Ange déchu

Chapitre 7 : Un doux piège

1135 mots, Catégorie: G

Dernière mise à jour 29/11/2025 11:38

Le vent soufflait légèrement sur ma nuque alors que, debout, les mains dans les poches, j'attendais Hanae devant l'entrée de l'aquarium municipal. Il faisait encore bon, même si quelques nuages couvraient le ciel. J’étais juste impatient que ça se termine. Plus vite je l’emmène à cette foutue sortie, plus vite je pourrais encore plus l'attirer et enfin boucler ce pari à la con.


Je me souvins du moment où je lui avais proposé cette sortie. C'était comme une tentative d'échappatoire, un plan pour accélérer les choses.


> > > — Tu fais quoi ce week-end ?

Elle releva la tête, un peu surprise par la question.


— Euh… Rien de spécial, pourquoi ?


Je détournai les yeux. Je n'aime pas vraiment sortir les week-ends, mais s'il fallait que je subisse ça pour que ça avance mieux avec ce pari, je le ferais.

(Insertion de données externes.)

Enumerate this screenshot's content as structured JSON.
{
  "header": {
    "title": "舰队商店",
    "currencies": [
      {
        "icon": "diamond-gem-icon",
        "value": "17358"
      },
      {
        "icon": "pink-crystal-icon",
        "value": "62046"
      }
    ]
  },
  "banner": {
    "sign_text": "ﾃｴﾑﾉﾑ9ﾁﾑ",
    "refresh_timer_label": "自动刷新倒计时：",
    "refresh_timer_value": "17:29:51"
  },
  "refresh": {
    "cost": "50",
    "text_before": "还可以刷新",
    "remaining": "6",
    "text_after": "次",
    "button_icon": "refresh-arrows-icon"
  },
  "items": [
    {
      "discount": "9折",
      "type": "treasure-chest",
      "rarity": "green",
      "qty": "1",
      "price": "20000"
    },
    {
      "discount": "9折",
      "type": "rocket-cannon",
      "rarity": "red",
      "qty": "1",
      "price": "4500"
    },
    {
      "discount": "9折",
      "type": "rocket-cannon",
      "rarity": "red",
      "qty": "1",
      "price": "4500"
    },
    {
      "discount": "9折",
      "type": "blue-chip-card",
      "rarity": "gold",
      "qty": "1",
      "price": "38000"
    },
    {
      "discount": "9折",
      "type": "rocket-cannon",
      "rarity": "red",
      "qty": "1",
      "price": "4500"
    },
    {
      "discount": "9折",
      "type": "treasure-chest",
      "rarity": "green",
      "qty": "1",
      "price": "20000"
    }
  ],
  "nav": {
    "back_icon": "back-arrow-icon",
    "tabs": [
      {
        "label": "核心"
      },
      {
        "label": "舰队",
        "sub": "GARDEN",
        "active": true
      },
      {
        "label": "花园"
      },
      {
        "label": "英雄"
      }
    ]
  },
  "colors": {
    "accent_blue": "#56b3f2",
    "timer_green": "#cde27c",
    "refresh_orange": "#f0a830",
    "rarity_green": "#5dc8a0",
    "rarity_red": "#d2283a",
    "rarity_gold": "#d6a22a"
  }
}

— Il y a un aquarium pas très loin… C’est pas ouf, mais bon. J’me suis dit que si t’avais rien à faire…


Je laissai ma phrase en suspens.


Elle resta figée un moment, puis ses yeux s’illuminèrent.


— Un aquarium ??? Vraiment ? Avec des poissons ? Et des méduses ? Et les tunnels de verre où on passe dessous ??

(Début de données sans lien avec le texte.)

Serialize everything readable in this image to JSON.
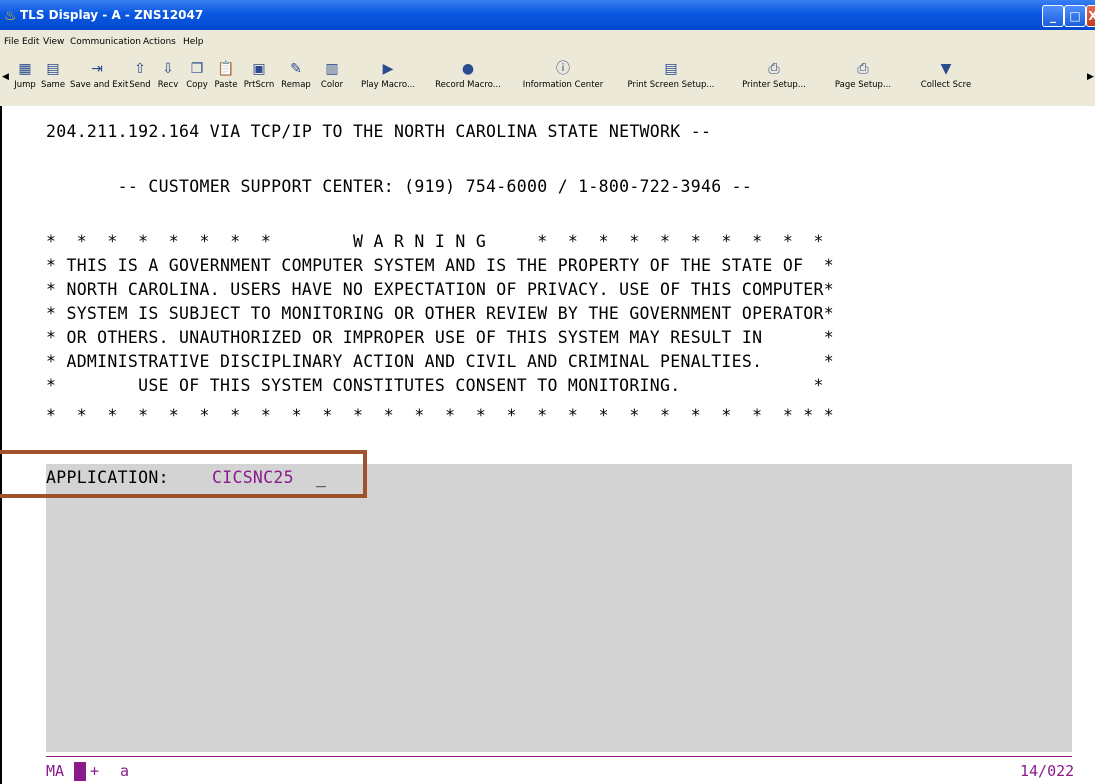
{
  "window": {
    "title": "TLS Display - A - ZNS12047",
    "minimize_label": "_",
    "maximize_label": "□",
    "close_label": "X"
  },
  "menu": [
    "File",
    "Edit",
    "View",
    "Communication",
    "Actions",
    "Help"
  ],
  "toolbar": [
    {
      "label": "Jump",
      "icon": "jump-icon"
    },
    {
      "label": "Same",
      "icon": "same-icon"
    },
    {
      "label": "Save and Exit",
      "icon": "save-exit-icon"
    },
    {
      "label": "Send",
      "icon": "send-icon"
    },
    {
      "label": "Recv",
      "icon": "recv-icon"
    },
    {
      "label": "Copy",
      "icon": "copy-icon"
    },
    {
      "label": "Paste",
      "icon": "paste-icon"
    },
    {
      "label": "PrtScrn",
      "icon": "print-screen-icon"
    },
    {
      "label": "Remap",
      "icon": "remap-icon"
    },
    {
      "label": "Color",
      "icon": "color-icon"
    },
    {
      "label": "Play Macro...",
      "icon": "play-macro-icon"
    },
    {
      "label": "Record Macro...",
      "icon": "record-macro-icon"
    },
    {
      "label": "Information Center",
      "icon": "info-center-icon"
    },
    {
      "label": "Print Screen Setup...",
      "icon": "print-screen-setup-icon"
    },
    {
      "label": "Printer Setup...",
      "icon": "printer-setup-icon"
    },
    {
      "label": "Page Setup...",
      "icon": "page-setup-icon"
    },
    {
      "label": "Collect Scre",
      "icon": "collect-screen-icon"
    }
  ],
  "terminal": {
    "lines": [
      "204.211.192.164 VIA TCP/IP TO THE NORTH CAROLINA STATE NETWORK --",
      "       -- CUSTOMER SUPPORT CENTER: (919) 754-6000 / 1-800-722-3946 --",
      "*  *  *  *  *  *  *  *        W A R N I N G     *  *  *  *  *  *  *  *  *  *",
      "* THIS IS A GOVERNMENT COMPUTER SYSTEM AND IS THE PROPERTY OF THE STATE OF  *",
      "* NORTH CAROLINA. USERS HAVE NO EXPECTATION OF PRIVACY. USE OF THIS COMPUTER*",
      "* SYSTEM IS SUBJECT TO MONITORING OR OTHER REVIEW BY THE GOVERNMENT OPERATOR*",
      "* OR OTHERS. UNAUTHORIZED OR IMPROPER USE OF THIS SYSTEM MAY RESULT IN      *",
      "* ADMINISTRATIVE DISCIPLINARY ACTION AND CIVIL AND CRIMINAL PENALTIES.      *",
      "*        USE OF THIS SYSTEM CONSTITUTES CONSENT TO MONITORING.             *",
      "*  *  *  *  *  *  *  *  *  *  *  *  *  *  *  *  *  *  *  *  *  *  *  *  * * *"
    ],
    "application_label": "APPLICATION:",
    "application_value": "CICSNC25",
    "cursor": "_"
  },
  "status": {
    "mode": "MA",
    "indicator": "+",
    "insert": "a",
    "cursor_position": "14/022"
  },
  "colors": {
    "highlight_border": "#a0522d",
    "input_text": "#8b1a8b"
  }
}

Elle sautilla presque sur place, les joues roses.


— J'ai toujours rêvé d'y aller !!! C’est trop bien, c'est vraiment vrai ??


Je haussai les épaules comme si ce n’était rien.


> > >


Et maintenant, j’étais là, en train d’attendre une fille qui sautillait de joie à l’idée de voir un poisson-globe.


Putain… dans quoi je me suis embarqué ?


— Kyoshi ?


Sa voix me fit sortir de mes pensées. Je levai les yeux. Elle était juste devant moi, penchée légèrement vers l’avant, un air curieux sur le visage.


— À quoi tu penses ?


Je ne répondis pas, l’observai un instant.


Comme toujours, elle portait un pull trop large, même s'il ne faisait pas froid. Cette fois, par-dessus une longue robe bleu pâle qui flottait légèrement dans le vent.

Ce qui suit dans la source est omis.